Pensioen/stamrecht in eigen beheer en flex-bv

Vanaf 1 oktober 2012 is het nieuwe bv-recht (flex-bv) van kracht. Op de pensioensite van de Belastingdienst zijn twee zogenoemde vraag & antwoordbesluiten gepubliceerd die ingaan op situaties die kunnen ontstaan als gevolg van het nieuwe bv-recht. Met name dga’s die geen 10% van de aandelen met stemrecht in de pensioen- of stamrecht-bv hebben, moeten actie ondernemen.
Met het invoeren van de Wet vereenvoudiging en flexibilisering bv-recht is per 1 oktober 2012 de definitie van een dga in artikel 1 van de Pensioenwet aangepast. Aan de definitie van de dga is toegevoegd dat minimaal 10% van de aandelen of certificaten van aandelen de dga stemrecht moeten geven op de algemene vergadering van aandeelhouders.

Indien de dga niet aan deze voorwaarde voldoet, is het binnen de wettelijke fiscale voorwaarden niet mogelijk om pensioen in eigen beheer op te bouwen. Het wijzigen van de definitie van de Pensioenwet op 1 oktober 2012 kan voor bestaande pensioenovereenkomsten tot gevolg hebben dat de pensioenopbouw niet langer in eigen beheer kan plaatsvinden. Indien de pensioenopbouw in eigen beheer in dat geval niet stopt per 1 oktober 2012 zal de totale opgebouwde pensioenaanspraak op grond van artikel 19b Wet LB direct in de belastingheffing worden betrokken. Op grond van artikel 30i van de AWR wordt er bij de pensioengerechtigde bovendien revisierente in rekening gebracht.

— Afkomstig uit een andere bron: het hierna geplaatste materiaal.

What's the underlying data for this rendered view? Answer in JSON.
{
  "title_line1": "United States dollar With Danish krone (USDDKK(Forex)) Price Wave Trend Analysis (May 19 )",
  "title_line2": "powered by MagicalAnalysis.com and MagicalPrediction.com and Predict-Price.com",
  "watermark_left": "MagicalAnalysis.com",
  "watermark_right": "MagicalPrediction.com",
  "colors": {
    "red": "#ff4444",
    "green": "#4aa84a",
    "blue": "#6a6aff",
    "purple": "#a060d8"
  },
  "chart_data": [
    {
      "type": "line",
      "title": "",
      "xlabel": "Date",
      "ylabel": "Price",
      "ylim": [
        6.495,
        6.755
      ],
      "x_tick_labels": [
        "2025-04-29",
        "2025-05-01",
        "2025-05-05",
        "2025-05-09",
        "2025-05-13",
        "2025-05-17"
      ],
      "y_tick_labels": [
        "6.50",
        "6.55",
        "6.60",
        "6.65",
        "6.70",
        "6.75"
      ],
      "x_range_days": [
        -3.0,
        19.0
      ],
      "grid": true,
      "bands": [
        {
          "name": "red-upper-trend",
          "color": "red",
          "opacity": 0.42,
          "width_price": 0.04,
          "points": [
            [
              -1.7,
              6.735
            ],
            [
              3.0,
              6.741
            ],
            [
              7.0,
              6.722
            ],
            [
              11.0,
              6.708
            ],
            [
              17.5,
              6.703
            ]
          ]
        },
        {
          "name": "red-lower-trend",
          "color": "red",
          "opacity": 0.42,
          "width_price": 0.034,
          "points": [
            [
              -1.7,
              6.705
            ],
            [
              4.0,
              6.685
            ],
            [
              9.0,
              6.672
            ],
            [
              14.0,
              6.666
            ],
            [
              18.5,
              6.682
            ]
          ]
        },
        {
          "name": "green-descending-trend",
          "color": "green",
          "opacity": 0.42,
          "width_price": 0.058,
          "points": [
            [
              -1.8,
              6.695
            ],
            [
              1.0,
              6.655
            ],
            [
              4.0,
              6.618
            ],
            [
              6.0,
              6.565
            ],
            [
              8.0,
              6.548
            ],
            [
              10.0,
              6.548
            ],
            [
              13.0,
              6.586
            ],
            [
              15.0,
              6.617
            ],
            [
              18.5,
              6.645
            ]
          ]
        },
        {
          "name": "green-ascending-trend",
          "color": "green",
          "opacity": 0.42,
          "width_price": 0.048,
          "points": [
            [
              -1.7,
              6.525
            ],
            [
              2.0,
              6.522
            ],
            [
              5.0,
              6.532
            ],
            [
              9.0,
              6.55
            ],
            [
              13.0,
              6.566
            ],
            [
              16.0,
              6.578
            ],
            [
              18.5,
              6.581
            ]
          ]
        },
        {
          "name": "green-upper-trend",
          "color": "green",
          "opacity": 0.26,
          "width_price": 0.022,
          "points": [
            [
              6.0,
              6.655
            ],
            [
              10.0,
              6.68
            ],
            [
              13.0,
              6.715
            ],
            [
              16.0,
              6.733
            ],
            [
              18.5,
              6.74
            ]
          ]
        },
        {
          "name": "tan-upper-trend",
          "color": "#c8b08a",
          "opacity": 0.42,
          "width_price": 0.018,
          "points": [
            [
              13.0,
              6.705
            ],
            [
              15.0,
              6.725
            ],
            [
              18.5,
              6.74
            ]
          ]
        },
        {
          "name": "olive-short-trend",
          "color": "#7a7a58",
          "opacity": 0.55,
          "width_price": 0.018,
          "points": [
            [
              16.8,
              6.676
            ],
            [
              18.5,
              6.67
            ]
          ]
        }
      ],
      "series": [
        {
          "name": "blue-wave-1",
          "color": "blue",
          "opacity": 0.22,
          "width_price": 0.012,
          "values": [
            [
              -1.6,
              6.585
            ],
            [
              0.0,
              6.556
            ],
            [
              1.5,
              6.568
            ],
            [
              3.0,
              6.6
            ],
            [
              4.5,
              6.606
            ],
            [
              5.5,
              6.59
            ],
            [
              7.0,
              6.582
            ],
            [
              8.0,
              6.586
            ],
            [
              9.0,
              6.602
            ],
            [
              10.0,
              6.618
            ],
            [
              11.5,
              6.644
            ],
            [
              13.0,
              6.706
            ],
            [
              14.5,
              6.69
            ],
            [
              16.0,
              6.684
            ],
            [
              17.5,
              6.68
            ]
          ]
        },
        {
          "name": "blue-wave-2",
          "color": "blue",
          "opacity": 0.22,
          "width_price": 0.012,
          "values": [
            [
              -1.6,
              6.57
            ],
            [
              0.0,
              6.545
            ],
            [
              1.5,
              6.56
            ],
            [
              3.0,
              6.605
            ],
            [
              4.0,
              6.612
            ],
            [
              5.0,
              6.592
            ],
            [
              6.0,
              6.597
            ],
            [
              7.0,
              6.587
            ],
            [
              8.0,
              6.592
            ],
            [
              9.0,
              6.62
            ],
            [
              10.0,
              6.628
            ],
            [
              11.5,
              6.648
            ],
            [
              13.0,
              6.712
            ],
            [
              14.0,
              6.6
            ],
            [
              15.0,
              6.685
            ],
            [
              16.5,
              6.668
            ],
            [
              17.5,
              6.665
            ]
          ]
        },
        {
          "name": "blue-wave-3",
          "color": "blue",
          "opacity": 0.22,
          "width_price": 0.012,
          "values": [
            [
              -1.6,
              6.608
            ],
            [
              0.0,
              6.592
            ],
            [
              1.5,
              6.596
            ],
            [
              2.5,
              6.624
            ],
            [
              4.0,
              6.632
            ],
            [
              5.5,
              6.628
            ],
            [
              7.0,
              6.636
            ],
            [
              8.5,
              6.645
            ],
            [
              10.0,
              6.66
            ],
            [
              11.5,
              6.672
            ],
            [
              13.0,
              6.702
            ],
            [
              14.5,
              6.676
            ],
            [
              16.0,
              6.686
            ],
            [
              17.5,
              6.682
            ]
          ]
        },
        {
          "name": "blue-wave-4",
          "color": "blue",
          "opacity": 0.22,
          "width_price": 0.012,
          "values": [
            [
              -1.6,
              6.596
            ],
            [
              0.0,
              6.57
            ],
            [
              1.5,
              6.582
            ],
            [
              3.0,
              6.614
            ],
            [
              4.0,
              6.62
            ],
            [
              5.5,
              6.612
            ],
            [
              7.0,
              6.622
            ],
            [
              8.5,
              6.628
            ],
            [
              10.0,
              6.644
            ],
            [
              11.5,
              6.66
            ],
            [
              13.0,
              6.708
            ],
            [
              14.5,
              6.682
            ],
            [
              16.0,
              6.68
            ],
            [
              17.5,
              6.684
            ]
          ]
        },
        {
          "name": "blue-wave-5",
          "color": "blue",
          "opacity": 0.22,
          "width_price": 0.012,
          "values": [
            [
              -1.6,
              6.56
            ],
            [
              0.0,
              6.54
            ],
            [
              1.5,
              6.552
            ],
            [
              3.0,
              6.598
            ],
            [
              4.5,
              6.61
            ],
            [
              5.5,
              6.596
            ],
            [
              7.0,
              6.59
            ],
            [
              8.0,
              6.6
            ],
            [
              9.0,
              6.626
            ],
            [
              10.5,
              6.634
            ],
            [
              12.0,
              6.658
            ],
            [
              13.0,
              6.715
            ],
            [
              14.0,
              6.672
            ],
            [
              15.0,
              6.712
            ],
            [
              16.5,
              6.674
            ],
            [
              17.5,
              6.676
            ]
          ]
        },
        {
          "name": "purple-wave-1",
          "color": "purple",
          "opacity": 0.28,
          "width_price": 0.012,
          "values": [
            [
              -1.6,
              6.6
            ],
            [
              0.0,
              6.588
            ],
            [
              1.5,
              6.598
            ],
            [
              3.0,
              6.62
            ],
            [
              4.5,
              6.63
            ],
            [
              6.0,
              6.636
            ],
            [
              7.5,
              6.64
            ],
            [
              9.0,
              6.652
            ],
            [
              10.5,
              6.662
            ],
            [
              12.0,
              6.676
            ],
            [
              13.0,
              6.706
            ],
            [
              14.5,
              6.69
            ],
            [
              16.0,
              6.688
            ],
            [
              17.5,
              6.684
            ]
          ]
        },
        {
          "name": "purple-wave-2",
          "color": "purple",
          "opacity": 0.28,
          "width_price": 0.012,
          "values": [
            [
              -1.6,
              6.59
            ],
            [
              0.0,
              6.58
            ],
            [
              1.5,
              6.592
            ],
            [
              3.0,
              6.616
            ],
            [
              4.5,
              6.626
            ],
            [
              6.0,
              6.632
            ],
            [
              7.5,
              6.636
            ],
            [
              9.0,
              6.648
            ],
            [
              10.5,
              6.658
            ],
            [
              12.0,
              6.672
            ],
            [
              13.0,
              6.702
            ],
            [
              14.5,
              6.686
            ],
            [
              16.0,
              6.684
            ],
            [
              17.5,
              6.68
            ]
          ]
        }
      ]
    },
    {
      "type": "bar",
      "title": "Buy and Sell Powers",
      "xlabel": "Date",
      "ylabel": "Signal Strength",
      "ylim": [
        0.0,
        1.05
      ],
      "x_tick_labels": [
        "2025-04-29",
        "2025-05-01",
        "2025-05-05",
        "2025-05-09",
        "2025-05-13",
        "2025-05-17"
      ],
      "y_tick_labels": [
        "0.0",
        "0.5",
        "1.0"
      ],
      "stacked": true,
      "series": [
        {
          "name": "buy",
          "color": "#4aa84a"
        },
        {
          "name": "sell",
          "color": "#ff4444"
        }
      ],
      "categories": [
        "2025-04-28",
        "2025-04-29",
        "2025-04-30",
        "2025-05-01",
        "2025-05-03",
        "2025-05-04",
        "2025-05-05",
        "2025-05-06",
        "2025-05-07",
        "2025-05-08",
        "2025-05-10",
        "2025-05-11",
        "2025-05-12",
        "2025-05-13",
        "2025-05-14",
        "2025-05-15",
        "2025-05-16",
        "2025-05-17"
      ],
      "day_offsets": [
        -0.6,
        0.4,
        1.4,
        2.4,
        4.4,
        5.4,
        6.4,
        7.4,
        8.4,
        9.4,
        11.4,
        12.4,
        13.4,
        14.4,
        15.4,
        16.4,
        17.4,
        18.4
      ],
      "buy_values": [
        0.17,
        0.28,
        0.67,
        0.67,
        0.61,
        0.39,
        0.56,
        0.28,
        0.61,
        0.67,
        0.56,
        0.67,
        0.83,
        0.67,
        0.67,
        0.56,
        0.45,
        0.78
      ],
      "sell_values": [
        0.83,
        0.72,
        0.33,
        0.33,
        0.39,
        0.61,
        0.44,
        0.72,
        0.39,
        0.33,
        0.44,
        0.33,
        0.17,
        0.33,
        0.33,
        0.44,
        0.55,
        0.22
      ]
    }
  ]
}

De tweede vraag betreft het terugbetalen van aandelenkapitaal en het uitkeren van dividend door de flex-bv vanwege het vervallen van het verplichte aandelenkapitaal van € 18.000. Bestaande bv’s kunnen het eerder gestorte (minimum) aandelenkapitaal na het aanpassen van de statuten bijna helemaal terugbetalen aan de aandeelhouder(s). Daarnaast zijn de civielrechtelijke regels voor het uitkeren van dividend gewijzigd. Het uitkeren van dividend is alleen mogelijk na goedkeuring door het bestuur van de bv, waarbij het bestuur moet toetsen of de continuïteit van de onderneming niet in gevaar komt door de dividenduitkering. Een ten onrechte goedgekeurde dividenduitkering kan tot gevolg hebben dat het bestuur door benadeelde schuldeisers aansprakelijk wordt gesteld.
De Belastingdienst geeft aan dat het terugbetalen van aandelenkapitaal of het uitkeren van dividend gevolgen heeft voor de fiscale behandeling van een door de bv uitgevoerde pensioen- of stamrechtovereenkomst, indien de bv hierdoor niet langer in staat is om het pensioen en/of stamrecht volledig uit te keren. In dat geval is er sprake van een (gedeeltelijke) afkoop van pensioen of stamrecht en wordt de volledige pensioen- en/of stamrechtaanspraak op grond van artikel 19b van de Wet LB direct in de belastingheffing betrokken. Op grond van artikel 30i van de AWR wordt er bij de pensioen- en/of stamrechtgerechtigde bovendien revisierente in rekening gebracht.
Voor de vraag of de bv nog in staat is om het pensioen en/of stamrecht volledig uit te keren, is het na de uitkering van kapitaal of dividend resterende vermogen van de bv van belang. Er moet voldoende vermogen in de bv achterblijven om het pensioen en/of stamrecht op de korte en lange termijn volledig te kunnen uitbetalen. Voor deze toets moeten alle activa en passiva van de bv (inclusief de pensioen- en/of stamrechtverplichting) gewaardeerd worden op de werkelijke waarde in het economische verkeer. De waarde van de pensioen- en/of stamrechtverplichting is minimaal gelijk aan de koopsom die aan een professionele verzekeringsmaatschappij betaald zou moeten worden voor het onderbrengen van die verplichting. Bij het vaststellen van de waarde moet onder meer rekening worden gehouden met een toegekende indexatie van de pensioen- en/of stamrechtuitkeringen. Indien het risico van vooroverlijden deel uit maakt van de door de bv uitgevoerde pensioen- en/of stamrechtovereenkomst dient hier ook rekening mee gehouden te worden voor het minimaal in de bv achter te blijven vermogen.